The log volume calculated using the JAS method for the different conditions was greater than Smalian’s equation. However, when considering both volume equations, green lumber (GV) yield determined according to the Smalian equation, which turned out to be the highest of all conditions, was 56.9% and 62.9% for PA and PB, respectively (Figure 8a). In contrast, the JAS volume showed yields of 47.5% and 52.1% for PA and PB, respectively (Figure 8b). This variation in JAS scaling occurred due to the utilization of rounded-down values for the small-end diameter in the formula. Moreover, JAS also considered the smaller of the two rounded-down small-end diameter values for the calculation of JAS volume [46]. In contrast to JAS, Smalian’s method considered cross-sectional areas measured at both log ends [47]; therefore, the log volume turned out to be smaller than the JAS volume. On the other hand, Smalian’s method may lead to bias [48]. The log volume methods used are a relevant aspect to be highlighted since they directly provide information on the lumber yield, which can be higher or lower depending on the volume equation used, as presented in this research. Likewise, the type of log-sawing pattern has a remarkable influence on lumber yield [49]. The yields found in this research are higher than those reported by da Silva and colleagues in logs from 21 native species from Brazil, which presented an average yield of 45% [26]. A yield of 43.95% for 10 commercial species from Brazil has also been reported. In this study, the researchers used Smalian’s equation [50]. However, it is clear that one of the reasons for the lowest values is the sawing process used. In contrast, our yield results were lower than those reported for sugi logs [51]. Again, lumber yield depends on many factors, as discussed above.

Furthermore, the yield of trimmed (without cracks) lumber (TV) using Smalian’s equation for PA and PB was 52.9% and 59.3%, respectively. This percentage was significantly higher than that calculated with JAS (44.2% for PA and 49.1% for PB). As for the yield of expected green lumber (EV), it was lower than the two above yields, but it can still be considered a high lumber yield, around 50% for PA and PB, calculated using Smalian. In contrast, according to JAS, the lumber yield was 41% for PA and 45.8% for PB. The yield of commercial lumber (CV) and billing lumber (BV) were lower than the other lumber yields and were similar for both the Smalian and JAS methods.

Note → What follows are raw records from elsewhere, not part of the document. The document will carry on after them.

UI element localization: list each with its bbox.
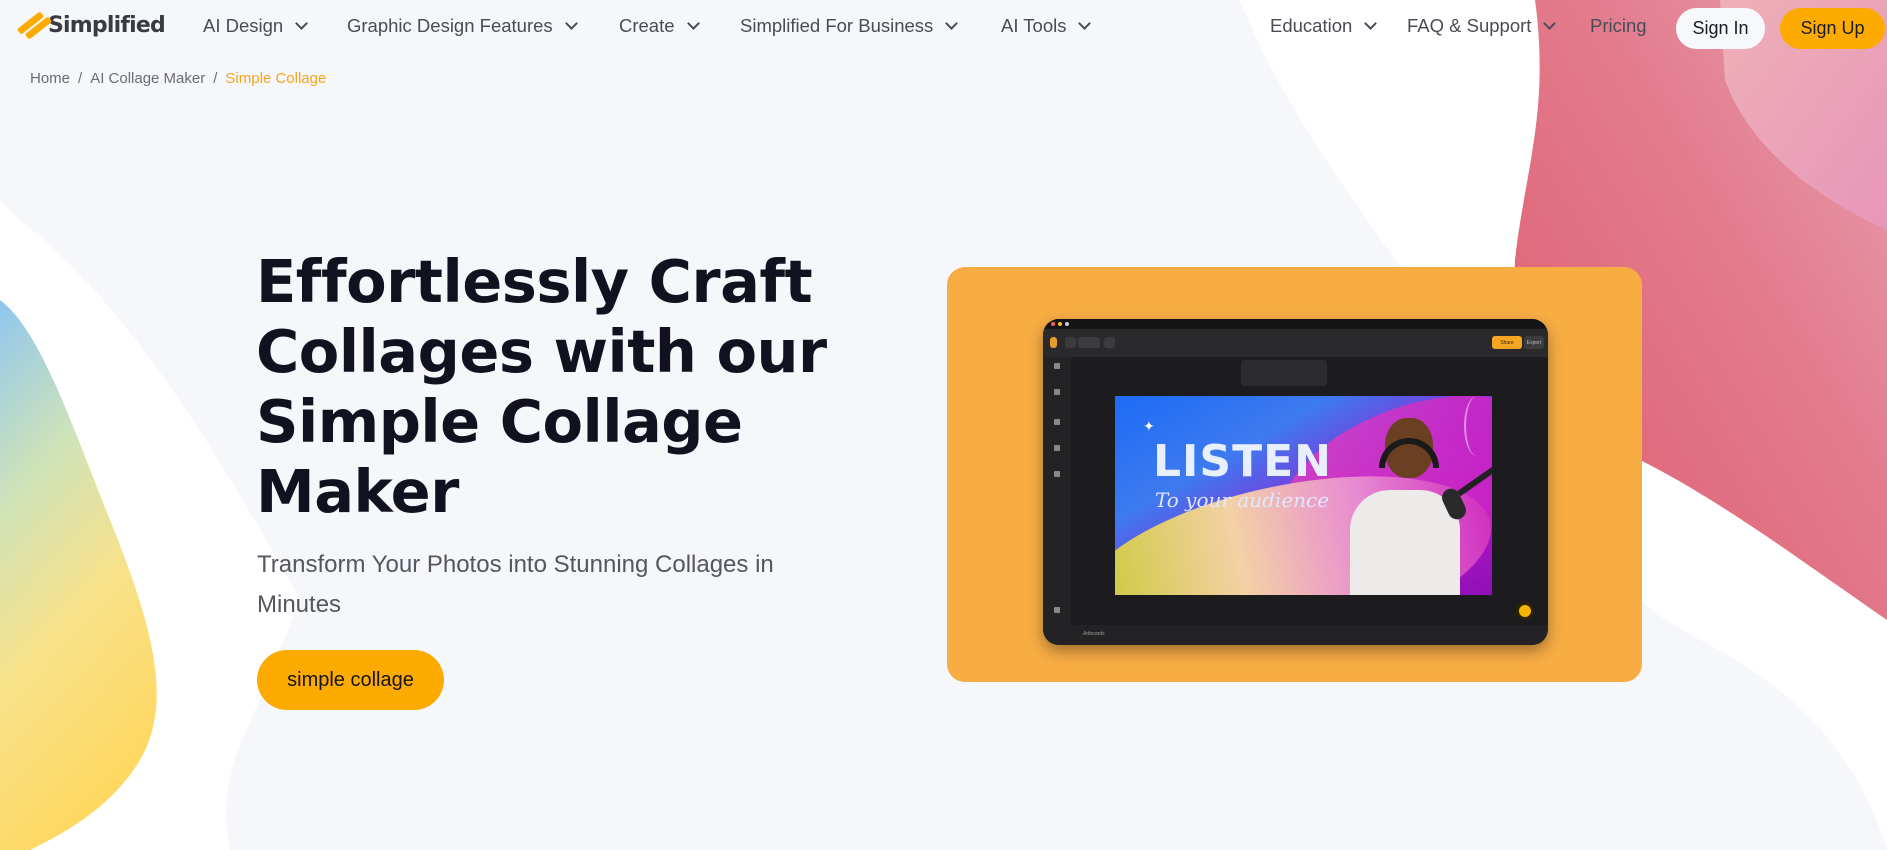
undo-redo-icon xyxy=(1078,337,1100,348)
artwork-script-text: To your audience xyxy=(1155,488,1330,512)
nav-create[interactable]: Create xyxy=(619,15,700,37)
nav-label: Create xyxy=(619,15,675,36)
chevron-down-icon xyxy=(686,17,700,30)
preview-card: Share Export ✦ LISTEN To your audience A… xyxy=(947,267,1642,682)
hero-title: Effortlessly Craft Collages with our Sim… xyxy=(256,247,827,526)
nav-simplified-for-business[interactable]: Simplified For Business xyxy=(740,15,959,37)
nav-education[interactable]: Education xyxy=(1270,15,1378,37)
logo[interactable]: Simplified xyxy=(16,11,166,40)
export-button: Export xyxy=(1524,336,1544,349)
nav-faq-support[interactable]: FAQ & Support xyxy=(1407,15,1557,37)
nav-label: Pricing xyxy=(1590,15,1647,36)
back-icon xyxy=(1065,337,1076,348)
artboards-label: Artboards xyxy=(1083,631,1105,637)
share-button: Share xyxy=(1492,336,1522,349)
breadcrumb: Home / AI Collage Maker / Simple Collage xyxy=(30,70,326,87)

3.6. Relationship between Log Size and Lumber Yield

The linear relationship between log diameters and lumber yield for different stages of the process is depicted in Figure 9. The analysis of regression showed that the lumber yield increased gradually as the diameter increased. It is evident that, in all cases, there was a high variation in the data, leading to coefficients of determination ranging between 0.34 and 0.50. It is noteworthy that the Smalian volume-based lumber yield showed higher correlation coefficients compared to those determined by the JAS method. The strongest relationship was observed between log diameter and billing yield, with an R-squared value of 0.5. This trend indicated that a larger log diameter is associated with a higher yield.

4. Conclusions

All the logs showed radial cracks on at least one end. Most of the cracks did not extend beyond the log’s radius. However, despite being less numerous, cracks equal to the log’s radius had a higher impact on the sawing process due to crack widening and the length of longitudinal cracks. The longitudinal crack length affected the lumber yield. The Smalian volume-based lumber yield method was greater than the JAS method. It was determined that there was a linear relationship between log size and lumber yield. Large log diameters exhibited a lower proportion of boards with crook, which is crucial in the forestry industry because this defect cannot be rectified during the drying process. This study provided a comprehensive perspective on the characterization and sustainable utilization of Eucalyptus regnans in lumber production, highlighting its importance in the forestry industry.